From: Andreas Dilger
Date: Fri Aug 20 2010 - 16:39:49 EST


On 2010-08-20, at 09:29, Andreas Gruenbacher wrote:
> On Friday 20 August 2010 11:21:27 Christoph Hellwig wrote:
>> On Thu, Aug 19, 2010 at 11:19:07PM -0600, Andreas Dilger wrote:
>>> What about unifying the file identification here with the file handle
>>> used for open_by_handle()? That keeps a consistent identifier for the
>>> inode between multiple system calls (always a good thing), and allows
>>> the inode to be opened again via open_by_handle() if needed.
>>
>> That's what the dmapi callouts that are intended to do just about the
>> same as fanotify always did. I'm pretty sure I brought this up earlier
>> in the discussion.
>
> I remember you bringing this up.
>
> The persistent handles require CAP_DAC_READ_SEARCH for using open_by_handle()
> to prevent an unprivileged process from forging handles and bypassing
> directory permission checks. This would be okay for users of fanotify which
> can listen to all events in their namespace (and which requires CAP_SYS_ADMIN
> anyway).
>
> I don't see how open_by_handle() could be made safe to use by arbitrary
> processes; I don't think we can make the handles cryptographically strong, for
> example. But I may be overlooking something here.

If the file handles only need to have a limited lifetime for unprivileged processes, then they can contain a random salt that is kept on the in-core inode. For me and my intended HPC use case this would be a useful addition for open_by_handle() to allow unprivileged process access. At worst, if the inode is evicted from memory the process would redo the name_to_handle(), or do the slower open-by-path().

I suspect it would also be possible to have an array of per-superblock (or global) crypto keys that are hashed with the file handle data. That avoids the per-inode memory, and allows a well-defined lifetime for the handle (minutes, hours, days) only as a function of how quickly the crypto key needs to rotate (based on key length and attack speed) and the size of the array that is kept.
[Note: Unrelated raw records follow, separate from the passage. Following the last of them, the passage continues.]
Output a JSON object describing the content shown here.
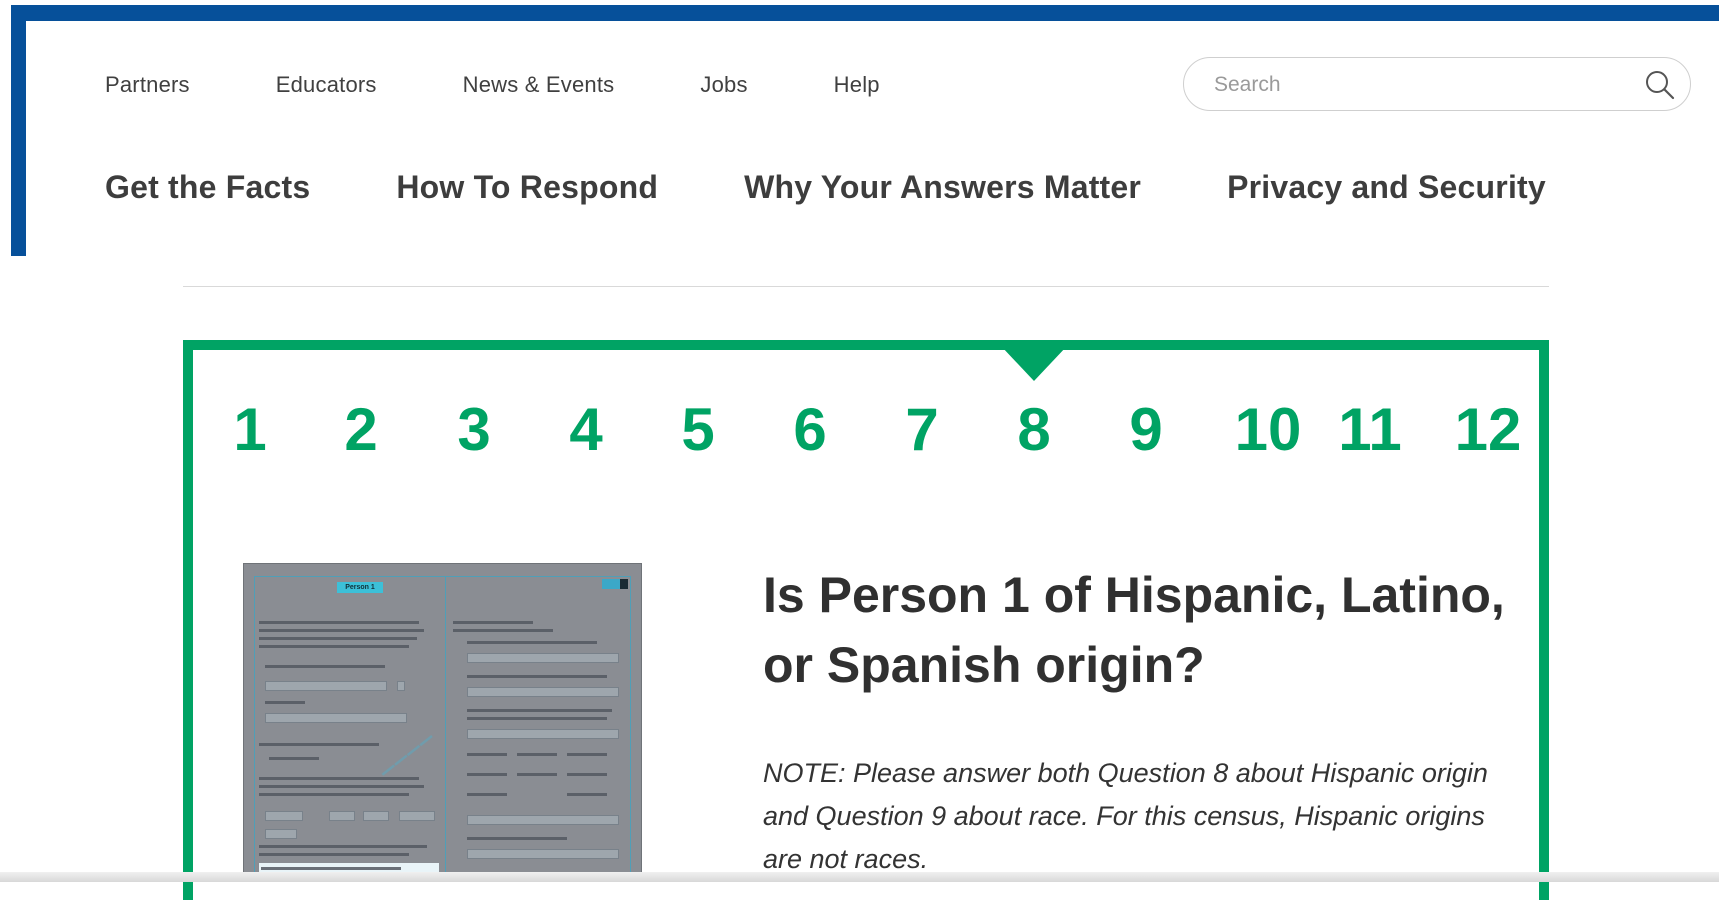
{
  "utility_nav": [
    "Partners",
    "Educators",
    "News & Events",
    "Jobs",
    "Help"
  ],
  "search": {
    "placeholder": "Search"
  },
  "main_nav": [
    "Get the Facts",
    "How To Respond",
    "Why Your Answers Matter",
    "Privacy and Security"
  ],
  "steps": [
    "1",
    "2",
    "3",
    "4",
    "5",
    "6",
    "7",
    "8",
    "9",
    "10",
    "11",
    "12"
  ],
  "active_step": "8",
  "form_thumbnail": {
    "header": "Person 1"
  },
  "question": {
    "title": "Is Person 1 of Hispanic, Latino, or Spanish origin?",
    "note": "NOTE: Please answer both Question 8 about Hispanic origin and Question 9 about race.  For this census, Hispanic origins are not races."
  },
  "colors": {
    "brand_blue": "#06509a",
    "accent_green": "#00a364"
  }
}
> In the future it will make sense to extend fanotify to allow unprivileged
> processes to listen to "their own" events, for example, like inotify does
> today. (You know that providing a better inotify replacement was one of the
> goals of fanotify before it got merged anyway.) Unprivileged processes
> wouldn't be allowed to use open_by_handle() anymore though, and so file
> handles still look like a better choice for fanotify to me.